Friday, September 9, 2016

Confidentiality Trumps History

Should the interests of history create an exception to a lawyer's duty of confidentiality?

No, according to an opinion of the Maine Professional Ethics Committee

Bar Counsel has inquired whether, and under what circumstances, a law firm may consider donating old, inactive legal files that may have historical significance to a library or educational institution. As a matter of background, the attorney holds a variety of client files, many of which were generated by a single family, dealing with a public undertaking of significant historical interest in the attorney’s area. The files range back as early as the mid- to late 1800s, and run through the early to mid-1900s. The single family referenced above has indicated their consent, but for many of the other files, both the clients as well as the attorneys who were involved in the legal work generating the files are long since deceased, and it may be difficult to find a representative of either the attorneys or the families. Given the passage of time, and the historical import of the files, may the firm turn over these client files to a library or educational institution?


The obligations imposed by Rule 1.6 extend indefinitely. They survive the death of the attorney, as well as the client, and may continue after the dissolution of a corporate client. Absent informed consent from the affected clients or some other applicable exception, a lawyer may not divulge information that constitutes a “confidence” or “secret” as defined above. This would mean that an individualized, document-by-document assessment would need to be undertaken in order to determine whether the particular document and the information within it constituted a “confidence” or “secret” of the client at the time it was made.

The Commission is not unmindful that this opinion may well restrict information that may have independent historical value. However, those values, though significant, do not trump the attorney’s obligation to keep the client’s confidences and secrets confidential. See, e.g., Oregon Formal Opinion 32005-23 (revised 2014); Virginia Legal Ethics Opinion #1307, dated November 13, 1989; Opinion #128, Committee of Legal Ethics of the District of Columbia Bar, dated July 19, 1983; and Oklahoma Bar Association Ethics Opinion #301, adopted June 16, 1983.

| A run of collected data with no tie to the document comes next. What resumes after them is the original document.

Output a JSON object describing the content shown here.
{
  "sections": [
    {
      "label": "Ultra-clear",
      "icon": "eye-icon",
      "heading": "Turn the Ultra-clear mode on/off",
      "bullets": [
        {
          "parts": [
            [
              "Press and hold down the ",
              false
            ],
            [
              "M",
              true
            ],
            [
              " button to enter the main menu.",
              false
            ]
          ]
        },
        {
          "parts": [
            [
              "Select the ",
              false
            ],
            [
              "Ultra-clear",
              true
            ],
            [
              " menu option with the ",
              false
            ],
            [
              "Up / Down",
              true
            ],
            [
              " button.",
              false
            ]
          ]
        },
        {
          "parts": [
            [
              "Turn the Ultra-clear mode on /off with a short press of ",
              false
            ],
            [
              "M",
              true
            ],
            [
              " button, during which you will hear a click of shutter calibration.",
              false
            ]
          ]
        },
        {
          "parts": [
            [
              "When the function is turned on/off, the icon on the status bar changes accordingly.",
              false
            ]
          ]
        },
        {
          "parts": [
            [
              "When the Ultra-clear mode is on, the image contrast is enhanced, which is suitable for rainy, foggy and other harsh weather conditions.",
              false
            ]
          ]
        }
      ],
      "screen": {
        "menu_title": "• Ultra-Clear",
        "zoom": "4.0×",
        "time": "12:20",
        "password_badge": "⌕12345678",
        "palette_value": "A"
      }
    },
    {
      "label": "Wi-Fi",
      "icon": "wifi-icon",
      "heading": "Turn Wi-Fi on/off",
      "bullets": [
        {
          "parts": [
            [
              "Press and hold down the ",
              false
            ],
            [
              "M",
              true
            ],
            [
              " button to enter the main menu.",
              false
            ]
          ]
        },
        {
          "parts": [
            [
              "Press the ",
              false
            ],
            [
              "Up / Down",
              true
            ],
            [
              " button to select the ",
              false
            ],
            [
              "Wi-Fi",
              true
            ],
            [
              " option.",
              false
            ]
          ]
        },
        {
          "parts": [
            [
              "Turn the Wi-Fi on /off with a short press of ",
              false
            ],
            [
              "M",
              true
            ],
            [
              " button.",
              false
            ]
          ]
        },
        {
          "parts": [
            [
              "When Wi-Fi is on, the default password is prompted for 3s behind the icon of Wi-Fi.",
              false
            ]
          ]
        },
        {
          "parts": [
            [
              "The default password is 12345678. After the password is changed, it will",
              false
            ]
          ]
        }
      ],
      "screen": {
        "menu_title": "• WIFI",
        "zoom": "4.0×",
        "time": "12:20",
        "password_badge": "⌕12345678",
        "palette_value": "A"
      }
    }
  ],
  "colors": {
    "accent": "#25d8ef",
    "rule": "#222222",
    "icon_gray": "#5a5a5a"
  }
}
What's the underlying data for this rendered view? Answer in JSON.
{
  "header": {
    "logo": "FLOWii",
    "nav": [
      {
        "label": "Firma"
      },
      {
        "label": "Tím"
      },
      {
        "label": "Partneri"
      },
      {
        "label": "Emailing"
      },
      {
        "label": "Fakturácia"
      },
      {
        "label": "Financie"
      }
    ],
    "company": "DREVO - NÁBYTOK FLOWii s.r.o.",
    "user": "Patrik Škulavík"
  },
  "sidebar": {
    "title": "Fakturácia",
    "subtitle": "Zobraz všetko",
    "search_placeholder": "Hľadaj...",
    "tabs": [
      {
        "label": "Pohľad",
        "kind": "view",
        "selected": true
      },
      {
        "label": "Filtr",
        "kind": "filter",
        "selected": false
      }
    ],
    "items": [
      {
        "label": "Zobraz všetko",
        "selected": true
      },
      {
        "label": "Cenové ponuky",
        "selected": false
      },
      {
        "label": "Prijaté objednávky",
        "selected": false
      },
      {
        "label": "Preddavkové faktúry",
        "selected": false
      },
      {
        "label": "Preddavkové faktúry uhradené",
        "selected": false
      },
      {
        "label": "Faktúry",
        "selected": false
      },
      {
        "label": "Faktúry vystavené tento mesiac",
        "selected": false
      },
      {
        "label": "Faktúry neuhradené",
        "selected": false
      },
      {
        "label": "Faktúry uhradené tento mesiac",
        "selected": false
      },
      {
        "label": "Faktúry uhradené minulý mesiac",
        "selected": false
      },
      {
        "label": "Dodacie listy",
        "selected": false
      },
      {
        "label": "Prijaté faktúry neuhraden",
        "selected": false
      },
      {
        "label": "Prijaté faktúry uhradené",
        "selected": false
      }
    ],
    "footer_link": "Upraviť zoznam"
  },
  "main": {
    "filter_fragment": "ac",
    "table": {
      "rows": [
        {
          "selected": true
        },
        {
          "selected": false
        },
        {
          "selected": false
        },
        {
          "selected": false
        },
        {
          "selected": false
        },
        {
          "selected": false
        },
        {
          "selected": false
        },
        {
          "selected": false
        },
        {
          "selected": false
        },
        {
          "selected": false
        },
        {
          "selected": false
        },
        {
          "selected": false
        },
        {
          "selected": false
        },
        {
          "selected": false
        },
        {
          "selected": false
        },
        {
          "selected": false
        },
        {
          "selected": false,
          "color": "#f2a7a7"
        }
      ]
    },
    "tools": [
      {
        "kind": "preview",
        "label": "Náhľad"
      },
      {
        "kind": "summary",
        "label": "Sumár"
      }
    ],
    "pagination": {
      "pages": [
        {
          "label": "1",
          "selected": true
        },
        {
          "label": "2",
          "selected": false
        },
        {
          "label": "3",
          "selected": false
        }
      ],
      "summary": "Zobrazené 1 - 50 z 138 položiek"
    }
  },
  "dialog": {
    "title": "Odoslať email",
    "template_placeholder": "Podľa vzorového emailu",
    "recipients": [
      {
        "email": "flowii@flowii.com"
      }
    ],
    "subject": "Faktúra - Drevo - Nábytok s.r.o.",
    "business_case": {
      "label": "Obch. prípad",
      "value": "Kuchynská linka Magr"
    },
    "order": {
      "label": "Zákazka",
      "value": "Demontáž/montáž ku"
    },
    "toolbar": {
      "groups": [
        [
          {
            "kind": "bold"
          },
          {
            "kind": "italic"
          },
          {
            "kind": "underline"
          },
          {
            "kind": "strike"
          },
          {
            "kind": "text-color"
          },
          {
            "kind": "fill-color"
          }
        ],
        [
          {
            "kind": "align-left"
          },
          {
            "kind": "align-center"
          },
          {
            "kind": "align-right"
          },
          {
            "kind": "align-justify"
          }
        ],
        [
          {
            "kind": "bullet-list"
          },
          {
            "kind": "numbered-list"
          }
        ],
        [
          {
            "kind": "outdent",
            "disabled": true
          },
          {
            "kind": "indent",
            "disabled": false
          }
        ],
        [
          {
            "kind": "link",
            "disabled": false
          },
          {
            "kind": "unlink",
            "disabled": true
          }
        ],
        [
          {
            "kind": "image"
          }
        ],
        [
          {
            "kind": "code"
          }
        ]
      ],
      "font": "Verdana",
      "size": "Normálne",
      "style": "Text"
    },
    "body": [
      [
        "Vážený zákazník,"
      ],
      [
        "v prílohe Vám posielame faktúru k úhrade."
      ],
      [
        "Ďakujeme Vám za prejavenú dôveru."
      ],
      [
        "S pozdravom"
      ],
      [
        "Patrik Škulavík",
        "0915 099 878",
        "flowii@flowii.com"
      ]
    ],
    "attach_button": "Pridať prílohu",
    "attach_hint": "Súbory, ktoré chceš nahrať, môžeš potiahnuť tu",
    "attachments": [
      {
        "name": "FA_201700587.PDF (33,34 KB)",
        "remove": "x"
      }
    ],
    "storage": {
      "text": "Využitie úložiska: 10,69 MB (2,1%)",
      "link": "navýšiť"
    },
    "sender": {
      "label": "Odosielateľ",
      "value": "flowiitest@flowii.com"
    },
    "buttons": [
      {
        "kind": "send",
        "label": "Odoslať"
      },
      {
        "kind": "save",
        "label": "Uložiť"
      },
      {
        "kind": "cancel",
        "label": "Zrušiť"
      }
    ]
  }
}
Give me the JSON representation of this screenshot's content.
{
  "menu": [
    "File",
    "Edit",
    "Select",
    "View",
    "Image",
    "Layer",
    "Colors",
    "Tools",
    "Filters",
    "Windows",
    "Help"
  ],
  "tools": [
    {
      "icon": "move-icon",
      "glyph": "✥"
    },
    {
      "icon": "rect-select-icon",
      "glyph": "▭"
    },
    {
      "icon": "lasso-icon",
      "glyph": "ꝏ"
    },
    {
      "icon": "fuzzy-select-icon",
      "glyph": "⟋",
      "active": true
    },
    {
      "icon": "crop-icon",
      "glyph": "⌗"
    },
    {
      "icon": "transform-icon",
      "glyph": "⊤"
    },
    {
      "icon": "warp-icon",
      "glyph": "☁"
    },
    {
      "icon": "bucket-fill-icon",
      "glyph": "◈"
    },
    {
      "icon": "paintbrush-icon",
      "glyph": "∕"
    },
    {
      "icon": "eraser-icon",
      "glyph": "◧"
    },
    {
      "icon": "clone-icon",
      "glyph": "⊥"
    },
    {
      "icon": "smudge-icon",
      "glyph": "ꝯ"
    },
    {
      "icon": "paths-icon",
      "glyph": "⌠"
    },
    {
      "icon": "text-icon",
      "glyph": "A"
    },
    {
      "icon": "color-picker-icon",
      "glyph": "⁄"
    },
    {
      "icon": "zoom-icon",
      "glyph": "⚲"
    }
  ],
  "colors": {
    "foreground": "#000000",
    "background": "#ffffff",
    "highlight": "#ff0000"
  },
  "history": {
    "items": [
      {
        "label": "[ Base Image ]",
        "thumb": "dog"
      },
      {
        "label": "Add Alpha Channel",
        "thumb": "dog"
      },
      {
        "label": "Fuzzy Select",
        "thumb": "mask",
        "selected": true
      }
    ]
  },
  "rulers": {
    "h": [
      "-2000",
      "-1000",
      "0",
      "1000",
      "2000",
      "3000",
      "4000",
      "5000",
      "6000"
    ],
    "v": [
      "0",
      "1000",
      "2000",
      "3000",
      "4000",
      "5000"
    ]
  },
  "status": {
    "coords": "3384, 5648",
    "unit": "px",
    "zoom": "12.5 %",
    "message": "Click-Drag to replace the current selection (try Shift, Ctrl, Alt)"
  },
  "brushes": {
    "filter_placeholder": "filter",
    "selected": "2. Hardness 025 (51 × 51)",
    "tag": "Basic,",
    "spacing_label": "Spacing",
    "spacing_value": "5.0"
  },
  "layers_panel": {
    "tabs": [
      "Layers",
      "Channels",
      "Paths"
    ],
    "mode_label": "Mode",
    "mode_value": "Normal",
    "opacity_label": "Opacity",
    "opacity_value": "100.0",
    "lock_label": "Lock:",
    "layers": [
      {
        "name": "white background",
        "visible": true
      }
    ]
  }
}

If the attorney believes that the files may contain a variety of matters that do not constitute confidences or secrets, the attorney nonetheless must make that determination consistent with Rule 1.6(d). A waiver by the family, the Personal Representative of an estate (to the extent one still exists) or similar person appearing to stand in the shoes of a deceased client is not sufficient to constitute a waiver of the attorney’s obligations of confidentiality. See Professional Ethics Commission Advisory Opinion # 192: Deceased client: Confidential information requested by Personal Representative, dated June 20, 2007.

We would note that to the extent the materials maintained by the attorney and that attorney’s law firm include files that are clearly segregated and marked in a manner that would make them non-legal (for example, copies of ancient and public documents, information that was directed to others outside of the attorney/client privilege, such as correspondence to third parties, and similar documents), those items may fall outside of the definition of “confidence” or “secret.” However, the attorney must be mindful, in making an analysis under Rule 1.6(d), that the determination of whether a client considered materials to be a “confidence” or “secret” is a subjective one unique to the client. Absent the attorney being able to make a reasonably reliable determination that the client did not consider the information to be confidential, disclosure is prohibited by Rule 1.6. See Board of Overseers of the Bar v. Turesky, File No. 93-S-124, Report dated April 26, 1995.

Lastly, it should be noted that in the event that a review is contemplated, it must be undertaken by the attorney and at that attorney’s direction. It would not be proper to allow any non-lawyer or other personnel not affiliated with the lawyer’s practice to review the files regardless of whether the outside party (such as a representative of a charitable or educational institution) agreed to hold any questionable materials confidential. See Virginia Legal Ethics Opinion 1307, supra.


In short, absent a reasonably reliable indication of informed consent or some other exception to the requirements of Rule 1.6 or a meaningful ability to determine that the materials held by the attorney were not client “confidences” or “secrets,” the attorney may not divulge the confidential materials in that attorney’s possession despite the passage of time and the potential historical significance of the materials.